Actually though, the 'tip' itself is broken down into the three main elements in lawn care - watering, mowing the grass and traffic (not cars but human traffic).
It is crucial your new lawn should be watered every day during the first few weeks. By watering daily you help ensure the grass roots become firmly embedded.
If you live in a dry area or are suffering a drought, twice a daily watering may be necessary to keep your new lawn in good condition.
To ensure your new lawn remains healthy, it needs to be kept moist, but over-watering will cause problems as the grass will become sodden and muddy. Do not water the grass so much that pools appear on the surface. Over-watering can also prevent the grass roots embedding themselves properly in the soil.
One sign that the grass is not getting the water it requires is when it begins to turn a greyish colour.
To check if the lawn is adequately watered, just dig a knife or screwdriver into it. If you can reach a depth of six inches the new grass is retaining enough moisture.

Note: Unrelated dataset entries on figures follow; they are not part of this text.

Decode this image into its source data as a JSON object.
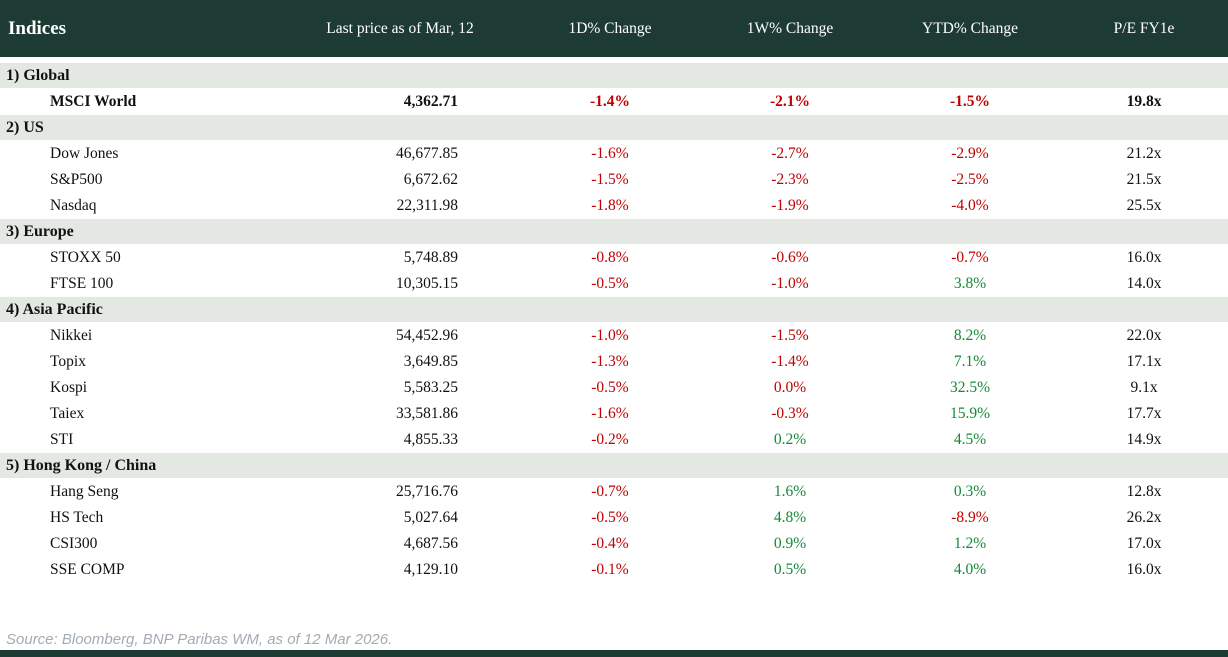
{
  "chart_data": {
    "type": "table",
    "title": "Indices",
    "columns": [
      "Last price as of Mar, 12",
      "1D% Change",
      "1W% Change",
      "YTD% Change",
      "P/E FY1e"
    ],
    "sections": [
      {
        "label": "1) Global",
        "rows": [
          {
            "name": "MSCI World",
            "price": "4,362.71",
            "changes": [
              {
                "value": "-1.4%",
                "tone": "neg"
              },
              {
                "value": "-2.1%",
                "tone": "neg"
              },
              {
                "value": "-1.5%",
                "tone": "neg"
              }
            ],
            "pe": "19.8x",
            "emphasis": true
          }
        ]
      },
      {
        "label": "2) US",
        "rows": [
          {
            "name": "Dow Jones",
            "price": "46,677.85",
            "changes": [
              {
                "value": "-1.6%",
                "tone": "neg"
              },
              {
                "value": "-2.7%",
                "tone": "neg"
              },
              {
                "value": "-2.9%",
                "tone": "neg"
              }
            ],
            "pe": "21.2x",
            "emphasis": false
          },
          {
            "name": "S&P500",
            "price": "6,672.62",
            "changes": [
              {
                "value": "-1.5%",
                "tone": "neg"
              },
              {
                "value": "-2.3%",
                "tone": "neg"
              },
              {
                "value": "-2.5%",
                "tone": "neg"
              }
            ],
            "pe": "21.5x",
            "emphasis": false
          },
          {
            "name": "Nasdaq",
            "price": "22,311.98",
            "changes": [
              {
                "value": "-1.8%",
                "tone": "neg"
              },
              {
                "value": "-1.9%",
                "tone": "neg"
              },
              {
                "value": "-4.0%",
                "tone": "neg"
              }
            ],
            "pe": "25.5x",
            "emphasis": false
          }
        ]
      },
      {
        "label": "3) Europe",
        "rows": [
          {
            "name": "STOXX 50",
            "price": "5,748.89",
            "changes": [
              {
                "value": "-0.8%",
                "tone": "neg"
              },
              {
                "value": "-0.6%",
                "tone": "neg"
              },
              {
                "value": "-0.7%",
                "tone": "neg"
              }
            ],
            "pe": "16.0x",
            "emphasis": false
          },
          {
            "name": "FTSE 100",
            "price": "10,305.15",
            "changes": [
              {
                "value": "-0.5%",
                "tone": "neg"
              },
              {
                "value": "-1.0%",
                "tone": "neg"
              },
              {
                "value": "3.8%",
                "tone": "pos"
              }
            ],
            "pe": "14.0x",
            "emphasis": false
          }
        ]
      },
      {
        "label": "4) Asia Pacific",
        "rows": [
          {
            "name": "Nikkei",
            "price": "54,452.96",
            "changes": [
              {
                "value": "-1.0%",
                "tone": "neg"
              },
              {
                "value": "-1.5%",
                "tone": "neg"
              },
              {
                "value": "8.2%",
                "tone": "pos"
              }
            ],
            "pe": "22.0x",
            "emphasis": false
          },
          {
            "name": "Topix",
            "price": "3,649.85",
            "changes": [
              {
                "value": "-1.3%",
                "tone": "neg"
              },
              {
                "value": "-1.4%",
                "tone": "neg"
              },
              {
                "value": "7.1%",
                "tone": "pos"
              }
            ],
            "pe": "17.1x",
            "emphasis": false
          },
          {
            "name": "Kospi",
            "price": "5,583.25",
            "changes": [
              {
                "value": "-0.5%",
                "tone": "neg"
              },
              {
                "value": "0.0%",
                "tone": "neg"
              },
              {
                "value": "32.5%",
                "tone": "pos"
              }
            ],
            "pe": "9.1x",
            "emphasis": false
          },
          {
            "name": "Taiex",
            "price": "33,581.86",
            "changes": [
              {
                "value": "-1.6%",
                "tone": "neg"
              },
              {
                "value": "-0.3%",
                "tone": "neg"
              },
              {
                "value": "15.9%",
                "tone": "pos"
              }
            ],
            "pe": "17.7x",
            "emphasis": false
          },
          {
            "name": "STI",
            "price": "4,855.33",
            "changes": [
              {
                "value": "-0.2%",
                "tone": "neg"
              },
              {
                "value": "0.2%",
                "tone": "pos"
              },
              {
                "value": "4.5%",
                "tone": "pos"
              }
            ],
            "pe": "14.9x",
            "emphasis": false
          }
        ]
      },
      {
        "label": "5) Hong Kong / China",
        "rows": [
          {
            "name": "Hang Seng",
            "price": "25,716.76",
            "changes": [
              {
                "value": "-0.7%",
                "tone": "neg"
              },
              {
                "value": "1.6%",
                "tone": "pos"
              },
              {
                "value": "0.3%",
                "tone": "pos"
              }
            ],
            "pe": "12.8x",
            "emphasis": false
          },
          {
            "name": "HS Tech",
            "price": "5,027.64",
            "changes": [
              {
                "value": "-0.5%",
                "tone": "neg"
              },
              {
                "value": "4.8%",
                "tone": "pos"
              },
              {
                "value": "-8.9%",
                "tone": "neg"
              }
            ],
            "pe": "26.2x",
            "emphasis": false
          },
          {
            "name": "CSI300",
            "price": "4,687.56",
            "changes": [
              {
                "value": "-0.4%",
                "tone": "neg"
              },
              {
                "value": "0.9%",
                "tone": "pos"
              },
              {
                "value": "1.2%",
                "tone": "pos"
              }
            ],
            "pe": "17.0x",
            "emphasis": false
          },
          {
            "name": "SSE COMP",
            "price": "4,129.10",
            "changes": [
              {
                "value": "-0.1%",
                "tone": "neg"
              },
              {
                "value": "0.5%",
                "tone": "pos"
              },
              {
                "value": "4.0%",
                "tone": "pos"
              }
            ],
            "pe": "16.0x",
            "emphasis": false
          }
        ]
      }
    ]
  },
  "footer": {
    "source": "Source: Bloomberg, BNP Paribas WM, as of 12 Mar 2026."
  },
  "colors": {
    "header_bg": "#1e3b33",
    "section_bg": "#e4e8e3",
    "negative": "#c00000",
    "positive": "#128a36",
    "source_text": "#a4abb3"
  }
}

After two weeks your new lawn should only need watering two to three times weekly. But the local environment could determine how often you need to water.

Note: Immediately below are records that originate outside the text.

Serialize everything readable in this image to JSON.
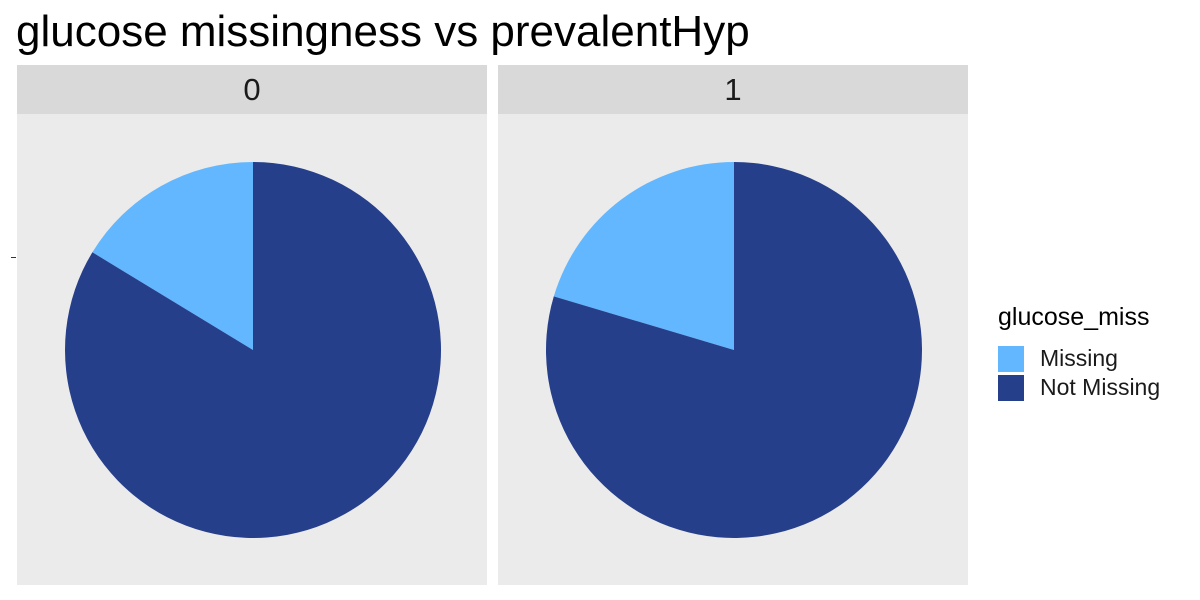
{
  "title": "glucose missingness vs prevalentHyp",
  "colors": {
    "Missing": "#63b7fe",
    "Not Missing": "#263f8b"
  },
  "legend": {
    "title": "glucose_miss",
    "items": [
      {
        "label": "Missing",
        "color": "#63b7fe"
      },
      {
        "label": "Not Missing",
        "color": "#263f8b"
      }
    ]
  },
  "chart_data": {
    "type": "pie",
    "title": "glucose missingness vs prevalentHyp",
    "facet_variable": "prevalentHyp",
    "fill_variable": "glucose_miss",
    "legend_placement": "right",
    "facets": [
      {
        "label": "0",
        "slices": [
          {
            "name": "Missing",
            "share": 0.163
          },
          {
            "name": "Not Missing",
            "share": 0.837
          }
        ]
      },
      {
        "label": "1",
        "slices": [
          {
            "name": "Missing",
            "share": 0.204
          },
          {
            "name": "Not Missing",
            "share": 0.796
          }
        ]
      }
    ]
  }
}
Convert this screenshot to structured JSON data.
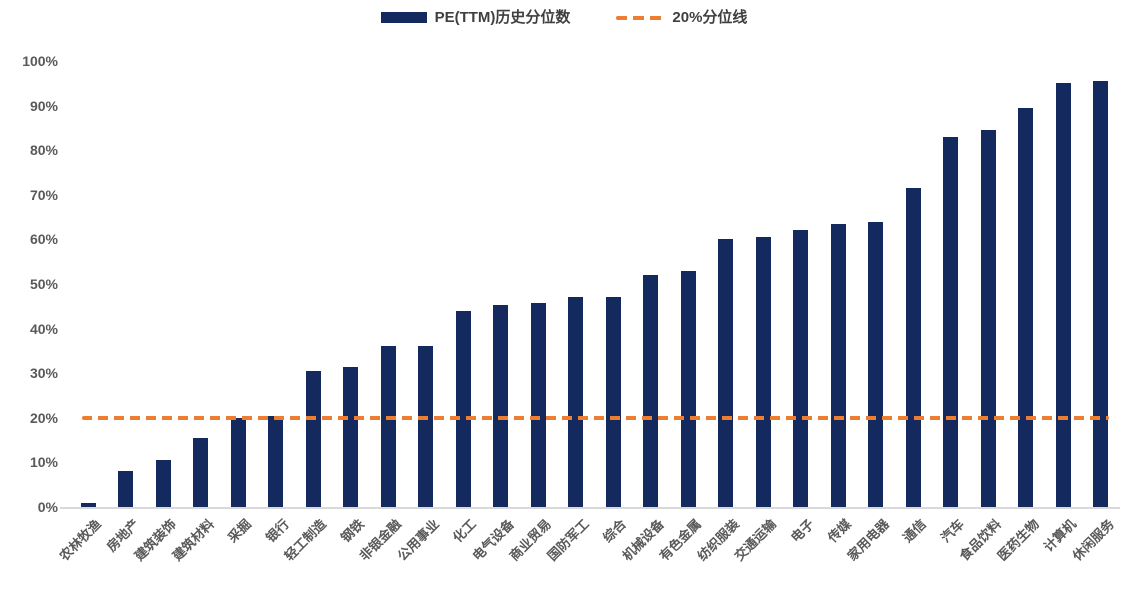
{
  "colors": {
    "bar": "#142A5E",
    "reference_line": "#ED7D31",
    "axis_text": "#595959",
    "legend_text": "#3F3F3F",
    "axis_line": "#D9D9D9"
  },
  "chart_data": {
    "type": "bar",
    "title": "",
    "categories": [
      "农林牧渔",
      "房地产",
      "建筑装饰",
      "建筑材料",
      "采掘",
      "银行",
      "轻工制造",
      "钢铁",
      "非银金融",
      "公用事业",
      "化工",
      "电气设备",
      "商业贸易",
      "国防军工",
      "综合",
      "机械设备",
      "有色金属",
      "纺织服装",
      "交通运输",
      "电子",
      "传媒",
      "家用电器",
      "通信",
      "汽车",
      "食品饮料",
      "医药生物",
      "计算机",
      "休闲服务"
    ],
    "series": [
      {
        "name": "PE(TTM)历史分位数",
        "values": [
          1,
          8,
          10.5,
          15.5,
          20,
          20.5,
          30.5,
          31.5,
          36,
          36,
          44,
          45.3,
          45.7,
          47,
          47,
          52,
          53,
          60,
          60.5,
          62,
          63.5,
          64,
          71.5,
          83,
          84.5,
          89.5,
          95,
          95.5
        ]
      }
    ],
    "reference_line": {
      "name": "20%分位线",
      "value": 20,
      "style": "dashed"
    },
    "xlabel": "",
    "ylabel": "",
    "ylim": [
      0,
      100
    ],
    "ytick_step": 10,
    "ytick_labels": [
      "0%",
      "10%",
      "20%",
      "30%",
      "40%",
      "50%",
      "60%",
      "70%",
      "80%",
      "90%",
      "100%"
    ],
    "grid": false,
    "legend_position": "top"
  }
}
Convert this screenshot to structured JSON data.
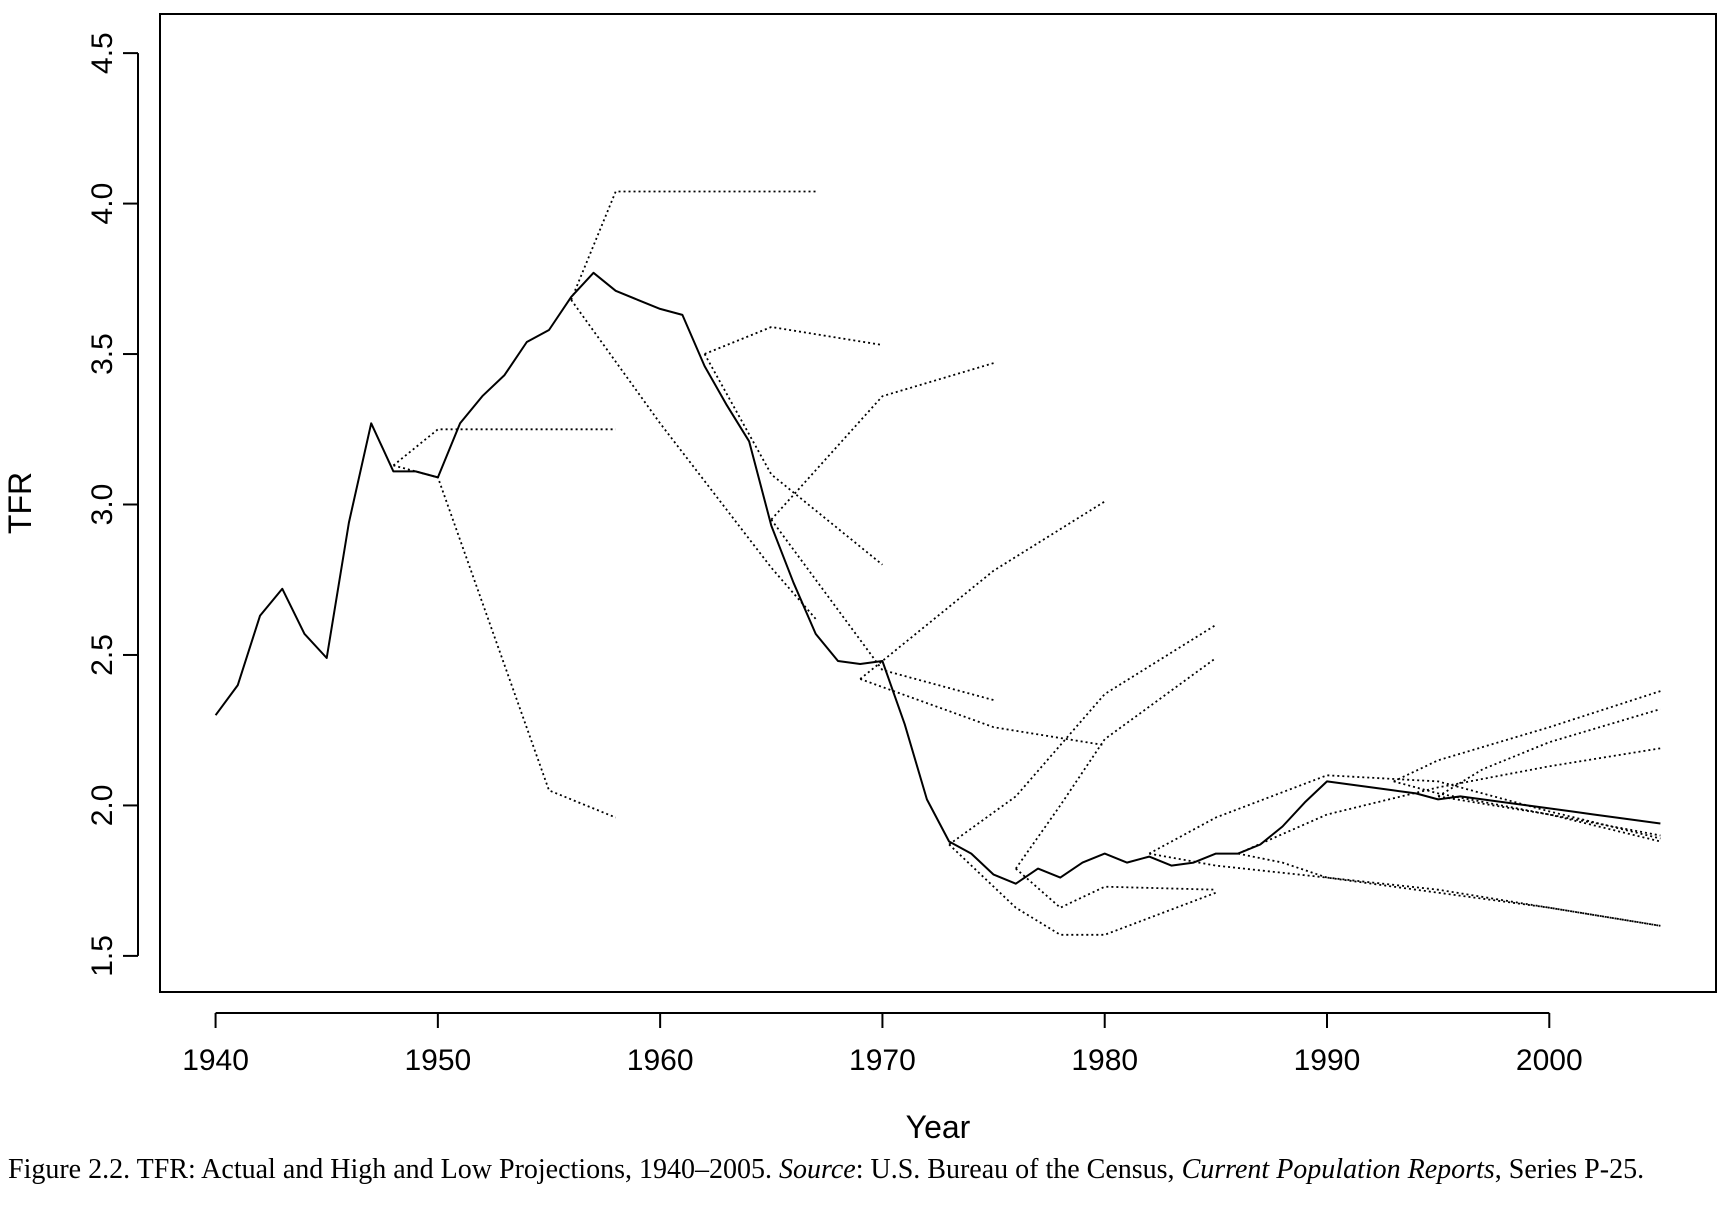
{
  "chart_data": {
    "type": "line",
    "xlabel": "Year",
    "ylabel": "TFR",
    "xlim": [
      1937.5,
      2007.5
    ],
    "ylim": [
      1.38,
      4.63
    ],
    "xticks": [
      1940,
      1950,
      1960,
      1970,
      1980,
      1990,
      2000
    ],
    "yticks": [
      1.5,
      2.0,
      2.5,
      3.0,
      3.5,
      4.0,
      4.5
    ],
    "grid": false,
    "legend": "none",
    "series": [
      {
        "style": "solid",
        "x": [
          1940,
          1941,
          1942,
          1943,
          1944,
          1945,
          1946,
          1947,
          1948,
          1949,
          1950,
          1951,
          1952,
          1953,
          1954,
          1955,
          1956,
          1957,
          1958,
          1959,
          1960,
          1961,
          1962,
          1963,
          1964,
          1965,
          1966,
          1967,
          1968,
          1969,
          1970,
          1971,
          1972,
          1973,
          1974,
          1975,
          1976,
          1977,
          1978,
          1979,
          1980,
          1981,
          1982,
          1983,
          1984,
          1985,
          1986,
          1987,
          1988,
          1989,
          1990,
          1991,
          1992,
          1993,
          1994,
          1995,
          1996,
          1997,
          1998,
          1999,
          2000,
          2001,
          2002,
          2003,
          2004,
          2005
        ],
        "y": [
          2.3,
          2.4,
          2.63,
          2.72,
          2.57,
          2.49,
          2.94,
          3.27,
          3.11,
          3.11,
          3.09,
          3.27,
          3.36,
          3.43,
          3.54,
          3.58,
          3.69,
          3.77,
          3.71,
          3.68,
          3.65,
          3.63,
          3.46,
          3.33,
          3.21,
          2.93,
          2.74,
          2.57,
          2.48,
          2.47,
          2.48,
          2.27,
          2.02,
          1.88,
          1.84,
          1.77,
          1.74,
          1.79,
          1.76,
          1.81,
          1.84,
          1.81,
          1.83,
          1.8,
          1.81,
          1.84,
          1.84,
          1.87,
          1.93,
          2.01,
          2.08,
          2.07,
          2.06,
          2.05,
          2.04,
          2.02,
          2.03,
          2.02,
          2.01,
          2.0,
          1.99,
          1.98,
          1.97,
          1.96,
          1.95,
          1.94
        ]
      },
      {
        "style": "dotted",
        "x": [
          1948,
          1950,
          1955,
          1958
        ],
        "y": [
          3.13,
          3.25,
          3.25,
          3.25
        ]
      },
      {
        "style": "dotted",
        "x": [
          1948,
          1950,
          1955,
          1958
        ],
        "y": [
          3.13,
          3.09,
          2.05,
          1.96
        ]
      },
      {
        "style": "dotted",
        "x": [
          1956,
          1958,
          1960,
          1965,
          1967
        ],
        "y": [
          3.68,
          4.04,
          4.04,
          4.04,
          4.04
        ]
      },
      {
        "style": "dotted",
        "x": [
          1956,
          1960,
          1965,
          1967
        ],
        "y": [
          3.68,
          3.27,
          2.79,
          2.62
        ]
      },
      {
        "style": "dotted",
        "x": [
          1962,
          1965,
          1970
        ],
        "y": [
          3.5,
          3.59,
          3.53
        ]
      },
      {
        "style": "dotted",
        "x": [
          1962,
          1965,
          1970
        ],
        "y": [
          3.5,
          3.1,
          2.8
        ]
      },
      {
        "style": "dotted",
        "x": [
          1965,
          1970,
          1975
        ],
        "y": [
          2.95,
          3.36,
          3.47
        ]
      },
      {
        "style": "dotted",
        "x": [
          1965,
          1970,
          1975
        ],
        "y": [
          2.95,
          2.45,
          2.35
        ]
      },
      {
        "style": "dotted",
        "x": [
          1969,
          1975,
          1980
        ],
        "y": [
          2.42,
          2.78,
          3.01
        ]
      },
      {
        "style": "dotted",
        "x": [
          1969,
          1975,
          1980
        ],
        "y": [
          2.42,
          2.26,
          2.2
        ]
      },
      {
        "style": "dotted",
        "x": [
          1973,
          1976,
          1978,
          1980,
          1985
        ],
        "y": [
          1.87,
          2.03,
          2.2,
          2.37,
          2.6
        ]
      },
      {
        "style": "dotted",
        "x": [
          1973,
          1976,
          1978,
          1980,
          1985
        ],
        "y": [
          1.87,
          1.66,
          1.57,
          1.57,
          1.71
        ]
      },
      {
        "style": "dotted",
        "x": [
          1976,
          1978,
          1980,
          1985
        ],
        "y": [
          1.79,
          2.0,
          2.22,
          2.49
        ]
      },
      {
        "style": "dotted",
        "x": [
          1976,
          1978,
          1980,
          1985
        ],
        "y": [
          1.79,
          1.66,
          1.73,
          1.72
        ]
      },
      {
        "style": "dotted",
        "x": [
          1982,
          1985,
          1990,
          1995,
          2000,
          2005
        ],
        "y": [
          1.84,
          1.96,
          2.1,
          2.08,
          1.98,
          1.89
        ]
      },
      {
        "style": "dotted",
        "x": [
          1982,
          1985,
          1990,
          1995,
          2000,
          2005
        ],
        "y": [
          1.84,
          1.8,
          1.76,
          1.72,
          1.66,
          1.6
        ]
      },
      {
        "style": "dotted",
        "x": [
          1986,
          1990,
          1995,
          2000,
          2005
        ],
        "y": [
          1.84,
          1.97,
          2.06,
          2.13,
          2.19
        ]
      },
      {
        "style": "dotted",
        "x": [
          1986,
          1988,
          1990,
          1993,
          1995,
          2000,
          2005
        ],
        "y": [
          1.84,
          1.81,
          1.76,
          1.73,
          1.71,
          1.66,
          1.6
        ]
      },
      {
        "style": "dotted",
        "x": [
          1993,
          1995,
          2000,
          2005
        ],
        "y": [
          2.08,
          2.15,
          2.26,
          2.38
        ]
      },
      {
        "style": "dotted",
        "x": [
          1993,
          1995,
          2000,
          2005
        ],
        "y": [
          2.08,
          2.04,
          1.97,
          1.88
        ]
      },
      {
        "style": "dotted",
        "x": [
          1995,
          1997,
          2000,
          2005
        ],
        "y": [
          2.03,
          2.12,
          2.21,
          2.32
        ]
      },
      {
        "style": "dotted",
        "x": [
          1995,
          2000,
          2005
        ],
        "y": [
          2.03,
          1.97,
          1.9
        ]
      }
    ]
  },
  "caption": {
    "figure_label": "Figure 2.2. TFR: Actual and High and Low Projections, 1940–2005.",
    "source_label": "Source",
    "source_sep": ": U.S. Bureau of the Census, ",
    "publication": "Current Population Reports",
    "series_text": ", Series P-25."
  }
}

Lawns in dry areas, or in a location which is suffering a drought, may need to watered up to five teams a week initially.
Newly released guidelines on lawn garden care of newly laid lawns claim that the grass can be cut within three weeks.
The advice for lawns that have been seeded takes the duration before it is safe to mow up to eight weeks.
It is also important that you only mow the new lawn when the grass is dry. If you perform a cut when it is wet, the new grass could be pulled out of the soil by its roots.
Your new lawn should not be "scalped" or cut too low. It is better that you let the newly grown grass grow too long rather then be too short. That allows the grass to take firm root before being buffered by your motorised lawn mower.
Traffic on your new lawn includes children riding their bikes or playing on it. This should be avoided as much as possible for the first few weeks.
If a new lawn suffers a lot of this kind of traffic it could deteriorate severely and die. Extreme wear and tear will damage the grass roots before they become well embedded.
So it is important to keep any traffic off the new lawn if at all possible though if you have children and / or pets I don't really fancy your chances of keeping that nice new lawn traffic free.